Step 1: Determine the parental genotypes.

The most abundant genotypes are the parental types. These genotypes are v cv+ ct+ and v+ cv ct. What is different from our first three-point cross is that one parent did not contain all of the dominant alleles and the other all of the recessive alleles.

Step 2: Determine the gene order

To determine the gene order, we need the parental genotypes as well as the double crossover genotypes As we mentioned above, the least frequent genotypes are the double-crossover genotypes. These genotypes are v cv+ ct and v+ cv ct+. From this information we can determine the order by asking the question: In the double-crossover genotypes, which parental allele is not associated with the two parental alleles it was associated with in the original parental cross. From the first double crossover, v cv+ ct, the ct allele is associated with the v and cv+ alleles, two alleles it was not associated with in the original cross. Therefore, ct is in the middle, and the gene order is v ctcv.

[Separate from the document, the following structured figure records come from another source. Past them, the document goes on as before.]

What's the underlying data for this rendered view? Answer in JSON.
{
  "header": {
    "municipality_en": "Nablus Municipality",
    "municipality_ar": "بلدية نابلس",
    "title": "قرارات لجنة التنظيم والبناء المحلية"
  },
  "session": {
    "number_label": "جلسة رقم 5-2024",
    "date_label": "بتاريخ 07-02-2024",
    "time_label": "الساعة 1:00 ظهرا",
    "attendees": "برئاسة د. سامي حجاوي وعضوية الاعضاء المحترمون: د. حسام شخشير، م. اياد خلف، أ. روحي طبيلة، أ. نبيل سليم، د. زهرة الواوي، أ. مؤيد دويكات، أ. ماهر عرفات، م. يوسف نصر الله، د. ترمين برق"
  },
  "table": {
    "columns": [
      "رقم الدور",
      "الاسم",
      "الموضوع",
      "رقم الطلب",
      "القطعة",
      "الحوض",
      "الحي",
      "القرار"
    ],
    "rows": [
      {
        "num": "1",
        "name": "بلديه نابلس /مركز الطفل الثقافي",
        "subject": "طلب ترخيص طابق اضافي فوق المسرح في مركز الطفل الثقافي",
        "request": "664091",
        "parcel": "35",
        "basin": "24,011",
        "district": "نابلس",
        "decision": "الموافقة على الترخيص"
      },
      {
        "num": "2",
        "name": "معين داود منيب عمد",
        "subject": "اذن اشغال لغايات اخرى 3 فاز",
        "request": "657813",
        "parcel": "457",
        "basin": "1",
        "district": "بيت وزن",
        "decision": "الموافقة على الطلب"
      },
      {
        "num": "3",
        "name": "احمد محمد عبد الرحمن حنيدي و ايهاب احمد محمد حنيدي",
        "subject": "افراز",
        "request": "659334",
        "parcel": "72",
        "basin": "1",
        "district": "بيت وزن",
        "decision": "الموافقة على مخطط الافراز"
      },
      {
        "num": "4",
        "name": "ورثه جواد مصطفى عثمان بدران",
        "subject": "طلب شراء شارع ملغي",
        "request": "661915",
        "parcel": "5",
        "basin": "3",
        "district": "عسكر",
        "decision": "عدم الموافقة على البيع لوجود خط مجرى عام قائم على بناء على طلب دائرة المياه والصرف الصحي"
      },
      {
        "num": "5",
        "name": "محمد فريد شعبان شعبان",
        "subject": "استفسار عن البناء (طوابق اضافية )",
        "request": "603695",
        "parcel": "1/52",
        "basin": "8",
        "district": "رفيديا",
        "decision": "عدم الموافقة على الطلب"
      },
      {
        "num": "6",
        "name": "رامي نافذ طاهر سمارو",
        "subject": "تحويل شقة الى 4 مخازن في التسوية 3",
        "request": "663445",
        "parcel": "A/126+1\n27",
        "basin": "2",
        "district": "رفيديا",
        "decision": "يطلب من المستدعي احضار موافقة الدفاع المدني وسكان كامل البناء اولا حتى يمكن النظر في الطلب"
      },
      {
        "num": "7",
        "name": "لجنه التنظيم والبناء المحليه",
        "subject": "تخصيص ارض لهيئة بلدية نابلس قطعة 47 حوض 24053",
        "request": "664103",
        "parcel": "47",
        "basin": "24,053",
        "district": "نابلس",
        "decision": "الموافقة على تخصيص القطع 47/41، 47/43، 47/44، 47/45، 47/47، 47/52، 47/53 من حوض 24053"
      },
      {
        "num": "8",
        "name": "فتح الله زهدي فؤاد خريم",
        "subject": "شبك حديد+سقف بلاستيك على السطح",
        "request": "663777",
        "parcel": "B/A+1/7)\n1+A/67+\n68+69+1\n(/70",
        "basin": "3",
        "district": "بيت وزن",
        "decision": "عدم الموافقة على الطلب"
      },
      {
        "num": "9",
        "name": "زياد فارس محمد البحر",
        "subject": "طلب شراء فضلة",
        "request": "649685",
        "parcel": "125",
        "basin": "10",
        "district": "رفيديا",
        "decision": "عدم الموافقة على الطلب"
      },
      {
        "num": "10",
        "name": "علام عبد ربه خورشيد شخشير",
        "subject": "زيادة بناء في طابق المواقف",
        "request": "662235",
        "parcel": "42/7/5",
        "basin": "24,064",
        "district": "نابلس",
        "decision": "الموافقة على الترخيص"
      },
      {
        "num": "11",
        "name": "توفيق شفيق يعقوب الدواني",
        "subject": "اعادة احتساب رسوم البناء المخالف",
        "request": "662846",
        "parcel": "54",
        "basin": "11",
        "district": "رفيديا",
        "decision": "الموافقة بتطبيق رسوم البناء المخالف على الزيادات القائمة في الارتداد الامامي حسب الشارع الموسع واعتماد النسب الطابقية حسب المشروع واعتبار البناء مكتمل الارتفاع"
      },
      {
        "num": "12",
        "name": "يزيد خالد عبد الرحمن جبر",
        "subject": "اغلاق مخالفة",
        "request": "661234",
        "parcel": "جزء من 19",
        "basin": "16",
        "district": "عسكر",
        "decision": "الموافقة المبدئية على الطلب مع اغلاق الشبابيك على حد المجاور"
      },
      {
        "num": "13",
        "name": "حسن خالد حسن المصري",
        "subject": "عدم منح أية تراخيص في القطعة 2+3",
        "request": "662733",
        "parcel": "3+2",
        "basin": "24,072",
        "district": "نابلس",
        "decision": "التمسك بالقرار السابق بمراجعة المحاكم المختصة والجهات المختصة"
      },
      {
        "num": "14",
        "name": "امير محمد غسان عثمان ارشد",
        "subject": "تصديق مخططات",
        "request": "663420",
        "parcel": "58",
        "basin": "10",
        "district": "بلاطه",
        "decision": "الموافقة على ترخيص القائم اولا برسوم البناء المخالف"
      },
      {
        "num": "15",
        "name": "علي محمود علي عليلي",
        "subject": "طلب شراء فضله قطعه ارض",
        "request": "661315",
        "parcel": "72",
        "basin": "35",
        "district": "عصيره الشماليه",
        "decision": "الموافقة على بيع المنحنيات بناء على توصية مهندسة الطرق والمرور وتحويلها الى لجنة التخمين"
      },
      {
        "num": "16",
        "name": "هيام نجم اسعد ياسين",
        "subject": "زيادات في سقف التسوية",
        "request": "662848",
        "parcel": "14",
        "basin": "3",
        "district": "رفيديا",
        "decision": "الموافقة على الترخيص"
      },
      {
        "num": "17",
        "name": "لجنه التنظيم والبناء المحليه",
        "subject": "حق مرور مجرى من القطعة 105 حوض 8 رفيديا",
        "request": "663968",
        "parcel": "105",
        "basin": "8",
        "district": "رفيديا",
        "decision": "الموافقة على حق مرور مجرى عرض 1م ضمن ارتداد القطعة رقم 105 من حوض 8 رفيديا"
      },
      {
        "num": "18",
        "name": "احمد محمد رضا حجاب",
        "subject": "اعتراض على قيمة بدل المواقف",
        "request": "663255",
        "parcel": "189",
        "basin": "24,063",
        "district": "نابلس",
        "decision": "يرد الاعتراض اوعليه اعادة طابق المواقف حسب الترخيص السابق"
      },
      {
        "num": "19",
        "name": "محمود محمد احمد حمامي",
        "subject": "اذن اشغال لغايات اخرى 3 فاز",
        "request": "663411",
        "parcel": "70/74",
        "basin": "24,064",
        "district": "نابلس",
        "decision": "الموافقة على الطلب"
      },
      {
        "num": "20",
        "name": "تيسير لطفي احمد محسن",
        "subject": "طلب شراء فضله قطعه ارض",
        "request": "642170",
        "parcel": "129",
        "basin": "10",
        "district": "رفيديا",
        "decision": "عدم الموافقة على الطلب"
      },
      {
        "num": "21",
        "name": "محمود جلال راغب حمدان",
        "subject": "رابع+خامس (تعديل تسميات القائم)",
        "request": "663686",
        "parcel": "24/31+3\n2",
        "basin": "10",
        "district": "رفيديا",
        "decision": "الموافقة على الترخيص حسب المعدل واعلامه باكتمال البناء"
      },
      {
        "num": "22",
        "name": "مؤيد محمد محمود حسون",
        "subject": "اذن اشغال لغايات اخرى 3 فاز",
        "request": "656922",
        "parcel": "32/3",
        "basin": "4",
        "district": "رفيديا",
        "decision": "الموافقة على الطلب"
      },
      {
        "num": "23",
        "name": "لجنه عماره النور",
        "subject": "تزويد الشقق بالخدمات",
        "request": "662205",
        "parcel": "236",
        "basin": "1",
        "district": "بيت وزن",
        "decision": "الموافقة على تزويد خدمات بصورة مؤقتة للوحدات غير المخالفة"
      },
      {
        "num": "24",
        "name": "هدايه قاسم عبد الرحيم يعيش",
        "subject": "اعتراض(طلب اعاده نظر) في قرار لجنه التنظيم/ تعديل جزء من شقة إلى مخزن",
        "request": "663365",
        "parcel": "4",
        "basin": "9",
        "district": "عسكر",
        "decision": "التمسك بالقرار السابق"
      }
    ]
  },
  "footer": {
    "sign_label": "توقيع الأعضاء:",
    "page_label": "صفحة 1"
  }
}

Step 3: Determing the linkage distances.

v - ct distance caluculation. This distance is derived as follows: 100*((89+94+3+5)/1448) = 13.2 cM

ct - cv distance calculation. This distance is derived as follows: 100*((45+40+3+5)/1448) = 6.4 cM

Step 4. Draw the map.

Three-point crosses also allows one to measure interference (I) among crossover events within a given region of a chromosome. Specifically, the amount of double crossover gives an indication if interference occurs. The concept is that given specific recombination rates in two adjacent chromosomal intervals, the rate of double-crossovers in this region should be equal to the product of the single crossovers. In the v ctcv example described above, the recombination frequency was 0.132 between genes v and ct, and the recombination frequency between ct andcv was 0.064. Therefore, we would expect 0.84% [100*(0.132 x 0.64)] double recombinants. With a sample size of 1448, this would amount to 12 double recombinants. We actually only detected 8.